#### JID: MICPRO

## **ARTICLE IN PRESS**

Microprocessors and Microsystems 000 (2016) 1-13



Contents lists available at ScienceDirect

### Microprocessors and Microsystems



journal homepage: www.elsevier.com/locate/micpro

# Efficient resource sharing algorithm for physical register file in simultaneous multi-threading processors

#### Yilin Zhang<sup>a,\*</sup>, Wei-Ming Lin<sup>b</sup>

<sup>a</sup> Advanced Micro Devices, Inc., Austin, TX, 78735, United States

<sup>b</sup> Department of Electrical and Computer Engineering, University of Texas at San Antonio, San Antonio, TX 78249-0669, United States

#### ARTICLE INFO

Article history: Received 23 September 2015 Revised 10 February 2016 Accepted 2 June 2016 Available online xxx

Keywords: Simultaneous multi-threading Superscalar Physical register file Register renaming IPC

#### ABSTRACT

Simultaneous Multi-Threading (SMT) processors increase performance by allowing concurrent execution of multiple independent threads with sharing of key datapath components and better utilization of the resources. An SMT processor usually maintains a shared register file to accommodate multiple threads for register renaming. By supporting inter-thread sharing of the physical registers, an SMT system processor can reduce the number of registers that would have been required in multiple superscalar processors while achieving a comparable throughput. However, congested shared resources due to slower threads can easily lead to inefficient usage of the resources and thus an undesirable performance outcome. In this paper, we propose an allocation algorithm at the architectural level for a better utilization of the shared register file. We show that, by limiting the number of the physical register entries each thread is allowed to occupy at any given time, the overall system throughput is enhanced by a substantial margin. An improvement in IPC of up to 44.6% and 32.7% is observed when the proposed technique is applied to a 4-threaded and a 6-threaded SMT system, respectively. Furthermore, a 4-threaded system with a physical register file of 160 entries can deliver a performance comparable to that of a default system with 256 entries, reflecting a resource saving of 37.5%.
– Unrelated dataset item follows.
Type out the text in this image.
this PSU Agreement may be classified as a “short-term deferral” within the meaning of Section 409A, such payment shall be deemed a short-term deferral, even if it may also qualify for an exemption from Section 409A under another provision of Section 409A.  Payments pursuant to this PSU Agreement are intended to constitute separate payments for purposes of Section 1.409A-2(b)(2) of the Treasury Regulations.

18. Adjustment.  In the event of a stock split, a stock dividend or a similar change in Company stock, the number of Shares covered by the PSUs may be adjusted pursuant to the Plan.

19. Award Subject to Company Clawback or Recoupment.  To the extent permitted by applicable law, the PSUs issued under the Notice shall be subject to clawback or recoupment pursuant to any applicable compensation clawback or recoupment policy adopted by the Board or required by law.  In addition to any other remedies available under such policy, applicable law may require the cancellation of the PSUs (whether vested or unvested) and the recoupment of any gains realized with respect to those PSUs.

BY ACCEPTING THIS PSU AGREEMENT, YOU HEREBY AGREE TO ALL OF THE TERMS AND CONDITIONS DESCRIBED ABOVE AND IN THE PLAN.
© 2016 Elsevier B.V. All rights reserved.

#### 1. Introduction

Noting the resource utilization deficiencies in the traditional superscalar processors, Simultaneous Multi-Threading (SMT) offers an improved mechanism to enhance overall system performance by allowing concurrent execution of instructions from different threads. The most common characteristic of SMT processors is the sharing of key datapath components among multiple independent threads. Essentially SMT improves the overall performance by exploiting Thread-Level Parallelism (TLP) among threads to overcome the limits of Instruction-Level Parallelism (ILP) present in a single thread [1,2]. Subsequently, due to the sharing of resources, the amount of hardware required in an SMT system can be significantly less than that from employing multiple copies of superscalar processors while achieving a similar throughput.

There have been numerous research efforts targeted in improving the efficiency of the resource allocation and utilization in SMT systems. Some of them improve the fairness of the resource allocation among threads by modifying the fetch policy. For

http://dx.doi.org/10.1016/j.micpro.2016.06.002 0141-9331/© 2016 Elsevier B.V. All rights reserved. example, ICOUNT [3] assigns a higher fetching priority to a thread with fewer instructions in pre-issue stages; STALL and FLUSH [4] adopts a fetch policy to address issues from L2 cache misses; a dynamical fetch policy DCRA presented in [5] is a technique based on memory performance of each thread to exploit parallelism beyond stalled memory operations; PEEP [6] controls the fetch unit by exploiting the predictability of memory dependencies; SAFE-T in [7] and a speculation control technique in [8] both give higher fetching priorities to threads with higher branch prediction accuracy.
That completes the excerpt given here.